Thursday, June 19, 2008
Last weekend Luke and I (and our bikes) took the train to Füssen to do some bike riding in the Alps. Here are a few pictures from our journey. It was a lot of fun...but also exhausting for a couple of people from the flatlands of Kansas! This coming weekend we're planning a short trip to Salzburg...so I should have some pictures to post next week of our trip!
Saturday, June 14, 2008
Last Friday night our German class went to our teacher's house to make Käsespätzle. Our German class consists of Luke and I and two others that moved to Germany from the States. We were also joined by two Frenchmen that our teacher also works with. We had a great time practicing our German and the Käsespätzle was delicious! Some of you are probably wondering what Käsespätzle is. The dough is made basically from flour, water and eggs. You put it through a Käsespätzle press and boil it in water. It is then layered with different Allgäu cheeses (from dairies in a region near where we live) and topped with fried onions and then baked.

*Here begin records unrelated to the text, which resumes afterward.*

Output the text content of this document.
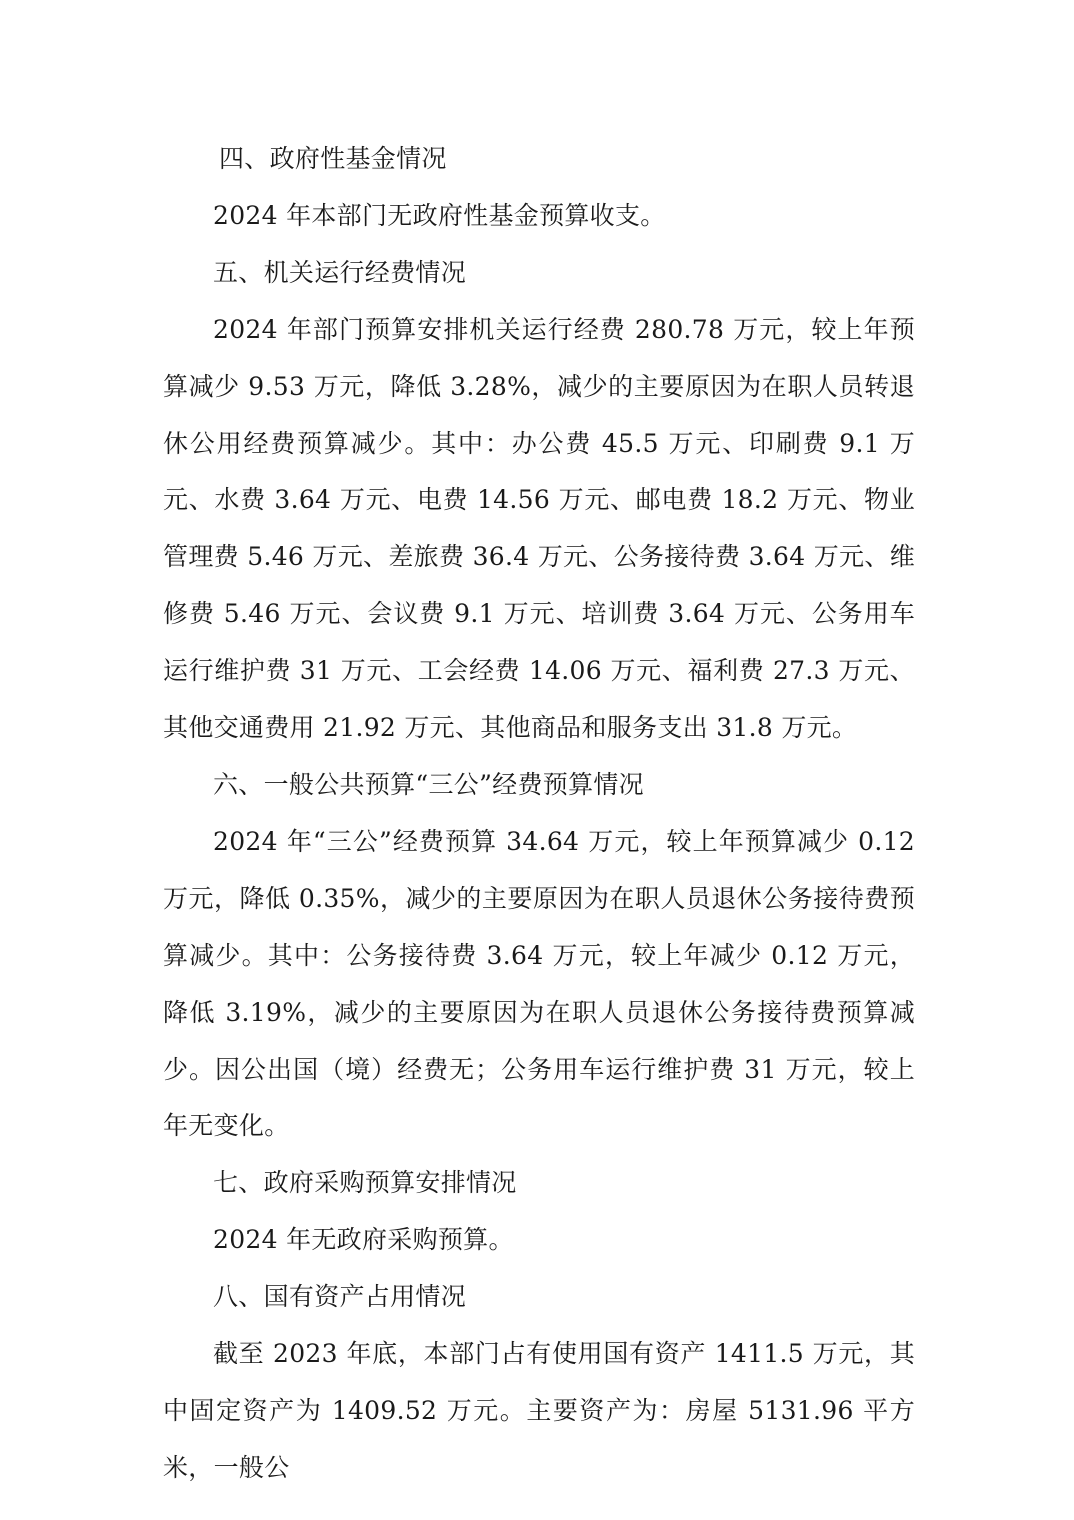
四、政府性基金情况

2024 年本部门无政府性基金预算收支。

五、机关运行经费情况

2024 年部门预算安排机关运行经费 280.78 万元，较上年预算减少 9.53 万元，降低 3.28%，减少的主要原因为在职人员转退休公用经费预算减少。其中：办公费 45.5 万元、印刷费 9.1 万元、水费 3.64 万元、电费 14.56 万元、邮电费 18.2 万元、物业管理费 5.46 万元、差旅费 36.4 万元、公务接待费 3.64 万元、维修费 5.46 万元、会议费 9.1 万元、培训费 3.64 万元、公务用车运行维护费 31 万元、工会经费 14.06 万元、福利费 27.3 万元、其他交通费用 21.92 万元、其他商品和服务支出 31.8 万元。

六、一般公共预算“三公”经费预算情况

2024 年“三公”经费预算 34.64 万元，较上年预算减少 0.12 万元，降低 0.35%，减少的主要原因为在职人员退休公务接待费预算减少。其中：公务接待费 3.64 万元，较上年减少 0.12 万元，降低 3.19%，减少的主要原因为在职人员退休公务接待费预算减少。因公出国（境）经费无；公务用车运行维护费 31 万元，较上年无变化。

七、政府采购预算安排情况

2024 年无政府采购预算。

八、国有资产占用情况

截至 2023 年底，本部门占有使用国有资产 1411.5 万元，其中固定资产为 1409.52 万元。主要资产为：房屋 5131.96 平方米，一般公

Yum! We're planning on bringing a Käsespätzle press back with us so hopefully we can make Käsespätzle for some of you. The tricky part will be finding the right cheese. Somehow I don't think it'd be quite the same with cheddar or velveeta cheese.

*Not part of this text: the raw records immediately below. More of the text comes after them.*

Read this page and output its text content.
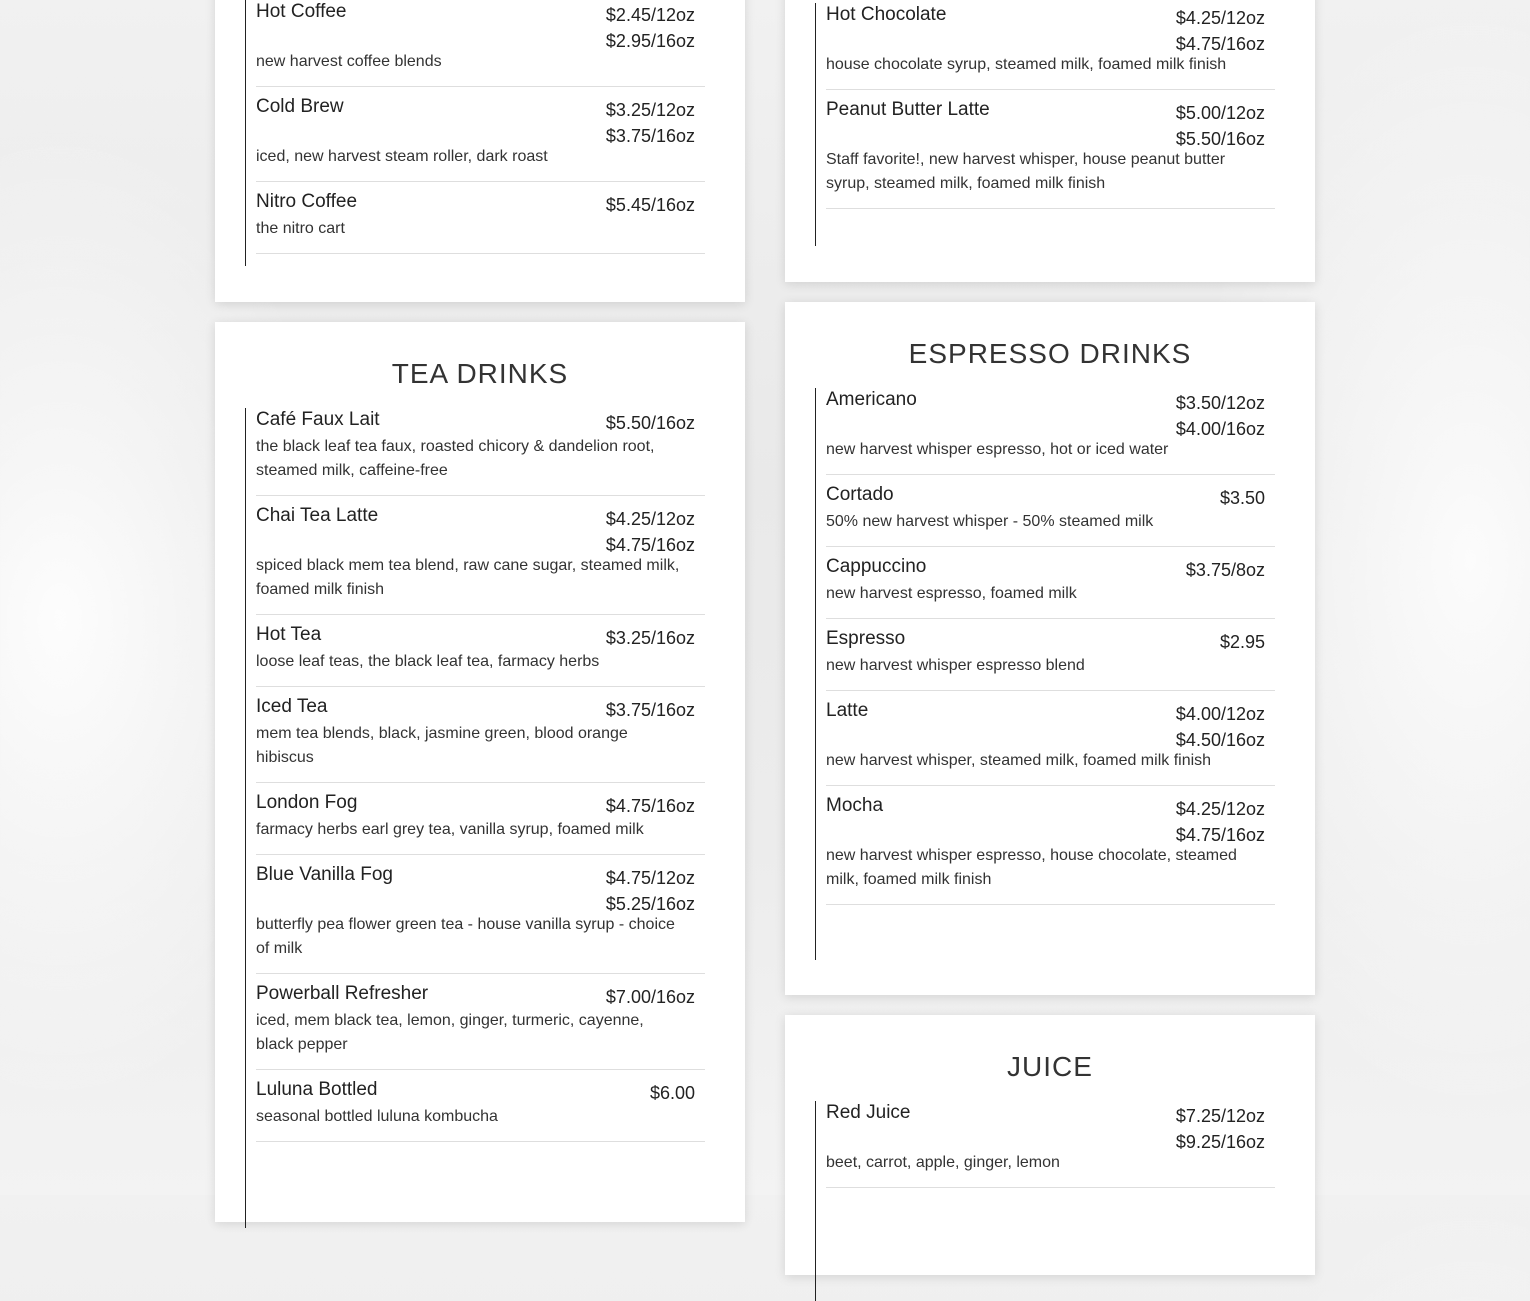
Hot Coffee	$2.45/12oz
$2.95/16oz
new harvest coffee blends
Cold Brew	$3.25/12oz
$3.75/16oz
iced, new harvest steam roller, dark roast
Nitro Coffee	$5.45/16oz
the nitro cart
Hot Chocolate	$4.25/12oz
$4.75/16oz
house chocolate syrup, steamed milk, foamed milk finish
Peanut Butter Latte	$5.00/12oz
$5.50/16oz
Staff favorite!, new harvest whisper, house peanut butter syrup, steamed milk, foamed milk finish
TEA DRINKS
Café Faux Lait	$5.50/16oz
the black leaf tea faux, roasted chicory & dandelion root, steamed milk, caffeine-free
Chai Tea Latte	$4.25/12oz
$4.75/16oz
spiced black mem tea blend, raw cane sugar, steamed milk, foamed milk finish
Hot Tea	$3.25/16oz
loose leaf teas, the black leaf tea, farmacy herbs
Iced Tea	$3.75/16oz
mem tea blends, black, jasmine green, blood orange hibiscus
London Fog	$4.75/16oz
farmacy herbs earl grey tea, vanilla syrup, foamed milk
Blue Vanilla Fog	$4.75/12oz
$5.25/16oz
butterfly pea flower green tea - house vanilla syrup - choice of milk
Powerball Refresher	$7.00/16oz
iced, mem black tea, lemon, ginger, turmeric, cayenne, black pepper
Luluna Bottled	$6.00
seasonal bottled luluna kombucha
ESPRESSO DRINKS
Americano	$3.50/12oz
$4.00/16oz
new harvest whisper espresso, hot or iced water
Cortado	$3.50
50% new harvest whisper - 50% steamed milk
Cappuccino	$3.75/8oz
new harvest espresso, foamed milk
Espresso	$2.95
new harvest whisper espresso blend
Latte	$4.00/12oz
$4.50/16oz
new harvest whisper, steamed milk, foamed milk finish
Mocha	$4.25/12oz
$4.75/16oz
new harvest whisper espresso, house chocolate, steamed milk, foamed milk finish
JUICE
Red Juice	$7.25/12oz
$9.25/16oz
beet, carrot, apple, ginger, lemon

"Getting" the groceries we need to make Käsespätzle...and you thought only kids played store. (this was our German lesson for the day)
Saturday, June 7, 2008
Last week Luke had a training session in Italy and I was able to go with him. The training was in a rural part of Italy, near Bologna, about a 6 hour drive from Marktoberdorf. The drive was almost the best part. We drove through southern Germany and the Alps in Austria. The Alps were gorgeous! Very green this time of year with several villages nestled into the many valleys. Northern Italy had mountains with vineyards taking up literally every piece of ground that didn't have a house, building, castle (we saw several throughout northern Italy) or road on it. There were even grapes growing in the "ditch" between the highway and the railroad tracks. The part of Italy where the training was held was very flat and mostly farmland. It was also out in the country and I didn't have a car, so I spent most of my time sitting in the meetings reading a book. Not exactly a dream vacation to Italy! ;-) But on the last day the weather was nice enough that I was able to walk into the nearest town. They were having an outdoor market and I really enjoyed just walking around and watching the Italians interact with each other and shop...and just listen to them talk. The Italian language is a little more beautiful than German! We also had some really good Italian food and wine while we were in Italy. They definitely pride themselves on aged food! The first night we had some parmesan cheese that was 2 years old and aged salamis. At the end of the evening they brought out some Balsamico (balsamic vinegar) to eat with the parmesan that was 12 years old. We were all impressed and it actually tasted really good. By the last night they were bringing out cheese that was 3 years old and Balsamico that was 40 years old! Only a few people were able to try the 40 year old Balsamico...but I did have some 30 year old Balsamico and it was tasty! Here are a few pictures from our trip!The tractors Luke tested while in Italy. I was hoping to get a ride, but it didn't work out.